FIG. 3 is an equivalent circuit diagram of an example of a dielectric filter of the present invention.

FIG. 4 is a filter characteristic diagram of an example of a dielectric filter of the present invention.

FIG. 5 is a partial configuration diagram of another embodiment of the dielectric filter of the present invention.

FIG. 6 is an equivalent circuit diagram of another embodiment of the dielectric filter of the present invention.

FIG. 7 is a filter characteristic diagram of another embodiment of the dielectric filter of the present invention.

FIG. 8 is a filter characteristic diagram of another embodiment of the dielectric filter of the present invention.

FIG. 9 is a partial configuration perspective view of another embodiment of the dielectric filter of the present invention.

FIG. 10 is a partial configuration diagram of another embodiment of the dielectric filter of the present invention.

FIG. 11 is an equivalent circuit diagram of another embodiment of the dielectric filter of the present invention.

FIG. 12 is an exploded perspective view of a conventional dielectric filter.

FIG. 13 is a partial configuration perspective view of a conventional dielectric filter.

FIG. 14 is a partial configuration perspective view of a conventional dielectric filter.

FIG. 15 is a partial perspective view of a conventional dielectric filter.

[Explanation of symbols]

1, 1a, 1b Dielectric resonator 2a Through hole 2b Electrode 3 Coupling circuit board 3a Dielectric substrate 4 Electrode film 4a, 4b, 4c, 4d, 4e Electrode pattern 5 Input / output terminal 6 Terminal 7 Case S, S ₁ , S ₂ , S ₃ slit

Claims (2)

[Claims] 1. A coupling filter in a dielectric filter, comprising: a plurality of dielectric resonators; and a coupling circuit board which is capacitively coupled to the plurality of dielectric resonators and comprises a dielectric board provided with input / output terminals.

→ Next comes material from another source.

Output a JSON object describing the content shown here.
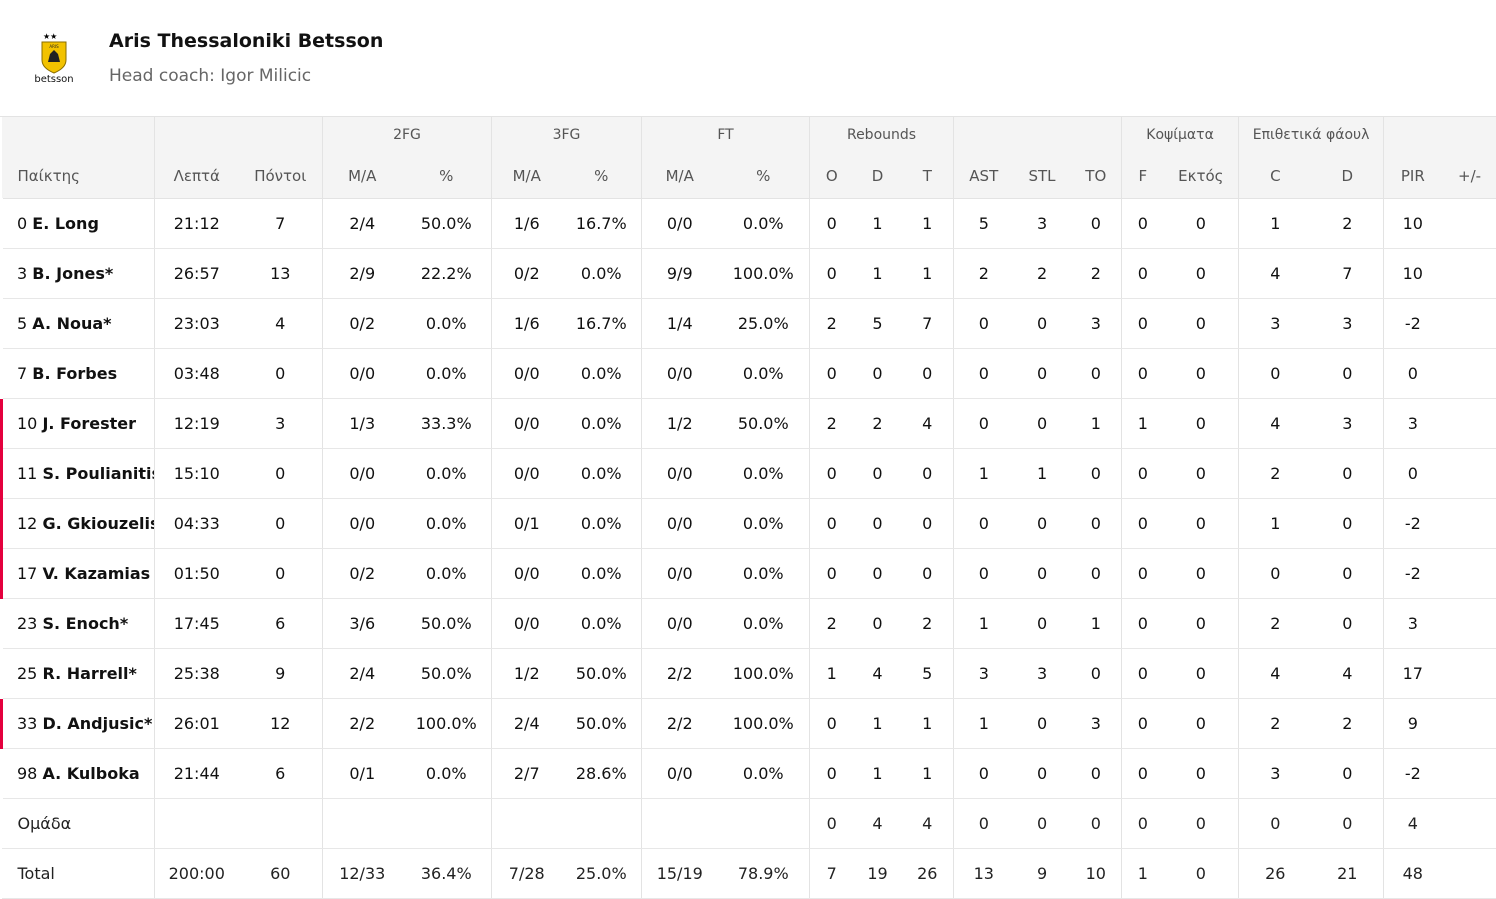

First terminals connected to the same main surface of the substrate and adjacent to each other, to which terminals of the dielectric resonator are connected
And a second electrode pattern, a third electrode pattern provided to face both the first and second electrode patterns with the coupling circuit board interposed therebetween, the third electrode pattern and the slit portion. An electrode pattern connected to the input / output terminal, which is separately disposed via the dielectric filter, is provided. 2. The dielectric filter according to claim 1, wherein the fourth electrode pattern has a bent and / or curved shape, and an electrode pattern is provided on a surface of the fourth electrode pattern facing the coupling circuit board. A dielectric filter characterized by having a portion which does not have.